The Front Cockpit
The cockpits in the CJ-6A are actually quite spacious. I felt quite comfortable even with the parachute on. The controls are laid out in very standard format. Brian has relabeled the controls in the front with English, but the back cockpit still carries the original Chinese symbols. Do you know what the symbol for throttle is in Chinese? I didn't think so. But I do now - its kind of this tree-like looking thing with maybe a bird or something in it... Okay, maybe I don't really know.
Front Cockpit of the CJ-6A
Note the "motorcycle brake" lever on the left side of the control stick. Yup, that's how you stop a CJ-6A. The rudder peddles control the amount of braking applied to the left or right brake, but there are no brake pedals as such.
A Room with a View
The visibility over the nose is good. In the landing configuration with full, split flaps applied, the visibility is actually excellent - even from the back seat.

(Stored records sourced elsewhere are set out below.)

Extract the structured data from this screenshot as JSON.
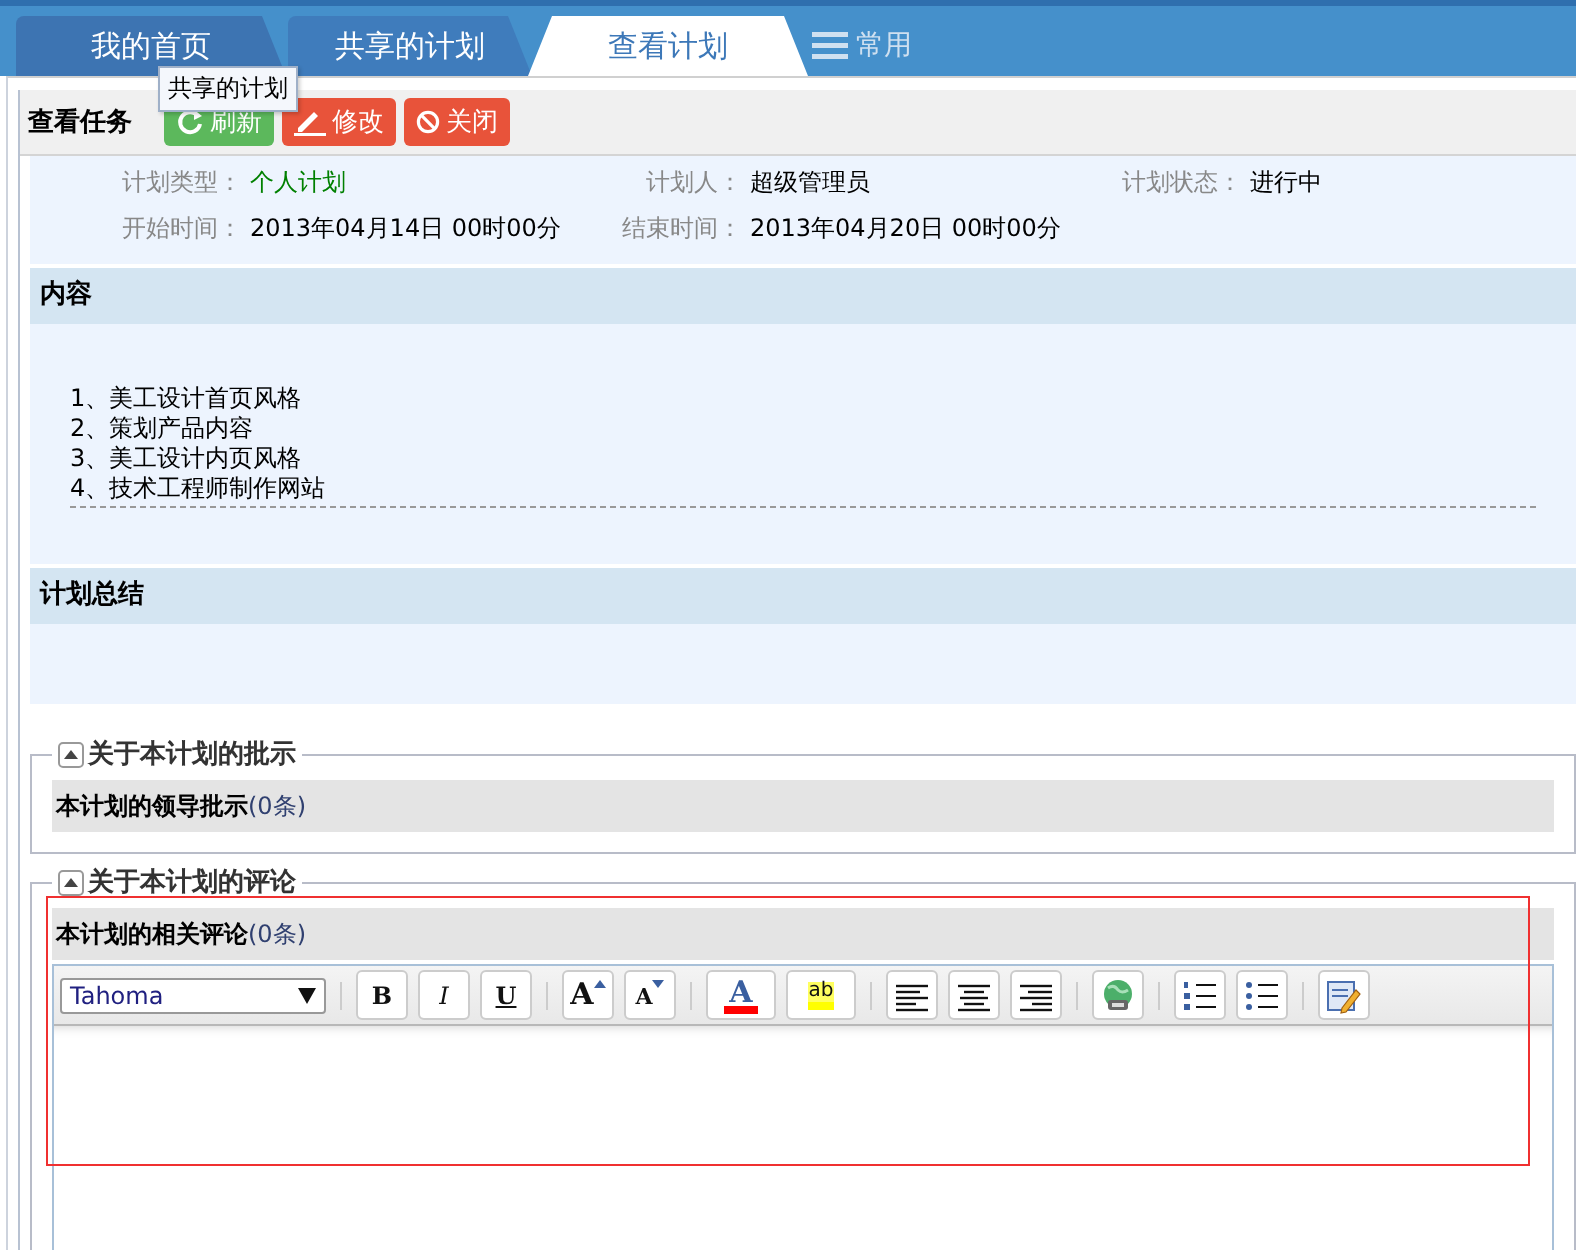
{
  "tabs": [
    {
      "label": "我的首页",
      "selected": false
    },
    {
      "label": "共享的计划",
      "selected": false
    },
    {
      "label": "查看计划",
      "selected": true
    }
  ],
  "shortcut": {
    "label": "常用"
  },
  "tooltip": "共享的计划",
  "toolbar": {
    "title": "查看任务",
    "buttons": [
      {
        "label": "刷新",
        "kind": "refresh"
      },
      {
        "label": "修改",
        "kind": "edit"
      },
      {
        "label": "关闭",
        "kind": "close"
      }
    ]
  },
  "info": [
    [
      {
        "label": "计划类型：",
        "value": "个人计划",
        "color": "#008000"
      },
      {
        "label": "计划人：",
        "value": "超级管理员",
        "color": "#000000"
      },
      {
        "label": "计划状态：",
        "value": "进行中",
        "color": "#000000"
      }
    ],
    [
      {
        "label": "开始时间：",
        "value": "2013年04月14日 00时00分",
        "color": "#000000"
      },
      {
        "label": "结束时间：",
        "value": "2013年04月20日 00时00分",
        "color": "#000000"
      }
    ]
  ],
  "sections": [
    {
      "title": "内容",
      "lines": [
        "1、美工设计首页风格",
        "2、策划产品内容",
        "3、美工设计内页风格",
        "4、技术工程师制作网站"
      ]
    },
    {
      "title": "计划总结"
    }
  ],
  "fieldsets": [
    {
      "legend": "关于本计划的批示",
      "header": "**本计划的领导批示**(0条)",
      "expanded": true
    },
    {
      "legend": "关于本计划的评论",
      "header": "**本计划的相关评论**(0条)",
      "expanded": true,
      "editor": {
        "tools": [
          {
            "kind": "font-select",
            "value": "Tahoma"
          },
          {
            "kind": "sep"
          },
          {
            "kind": "bold",
            "label": "B"
          },
          {
            "kind": "italic",
            "label": "I"
          },
          {
            "kind": "underline",
            "label": "U"
          },
          {
            "kind": "sep"
          },
          {
            "kind": "grow",
            "label": "A"
          },
          {
            "kind": "shrink",
            "label": "A"
          },
          {
            "kind": "sep"
          },
          {
            "kind": "font-color",
            "label": "A"
          },
          {
            "kind": "highlight",
            "label": "ab"
          },
          {
            "kind": "sep"
          },
          {
            "kind": "align-left"
          },
          {
            "kind": "align-center"
          },
          {
            "kind": "align-right"
          },
          {
            "kind": "sep"
          },
          {
            "kind": "link"
          },
          {
            "kind": "sep"
          },
          {
            "kind": "ordered-list"
          },
          {
            "kind": "bullet-list"
          },
          {
            "kind": "sep"
          },
          {
            "kind": "source"
          }
        ]
      }
    }
  ]
}
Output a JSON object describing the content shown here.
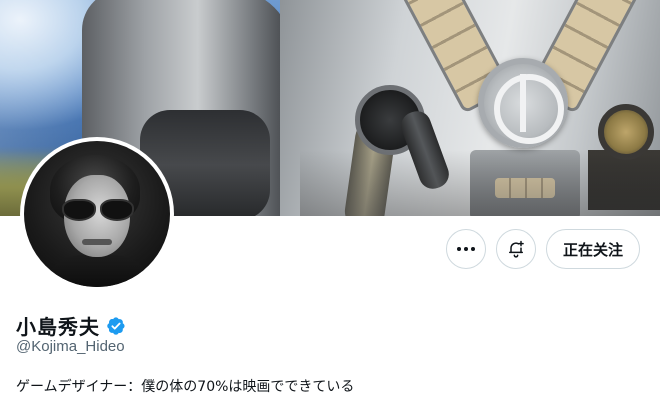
{
  "profile": {
    "display_name": "小島秀夫",
    "handle": "@Kojima_Hideo",
    "bio": "ゲームデザイナー：僕の体の70%は映画でできている",
    "verified": true
  },
  "actions": {
    "more_icon": "more-horizontal-icon",
    "notify_icon": "bell-plus-icon",
    "follow_label": "正在关注"
  },
  "colors": {
    "verified_blue": "#1d9bf0",
    "text_primary": "#0f1419",
    "text_secondary": "#536471",
    "border": "#cfd9de"
  }
}
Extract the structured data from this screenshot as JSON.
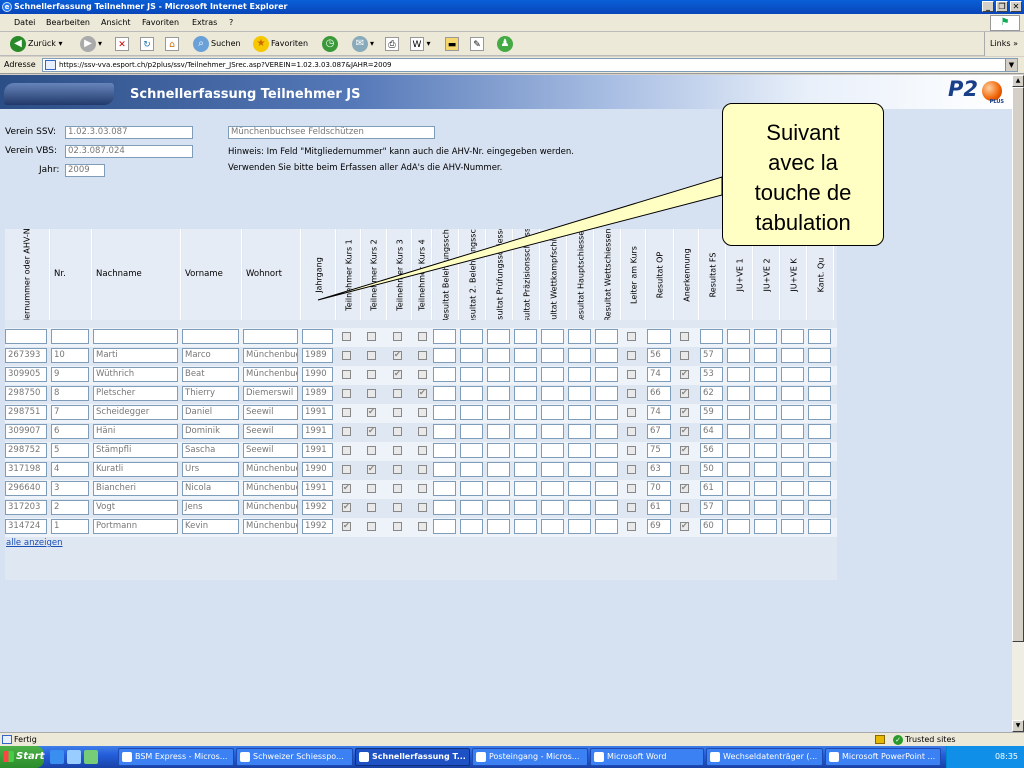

Visibility Over the Nose is Quite Good
Lot's of Panel Space
Well sort of. Compared to my RV-4's panel, anyway! Many of the instruments are original and readout in Celsius. Hum, let's see was that "double it and add 30" or multiply by 1.8 and add 30"? Oh well, at least it doesn't read out in Chinese... Note the 4" black hand wheel on the left side of the cockpit. That's the trim tab. There's one in the back seat too. Trim response was surprisingly positive and precise. Have a close look at that original-equipment artificial horizontal... Yup, the ground is on the top and the sky is on the bottom. Maybe for Australian pilots that fly "down-under"... It works basically the same as US units but in reverse due to simple internal mechanics.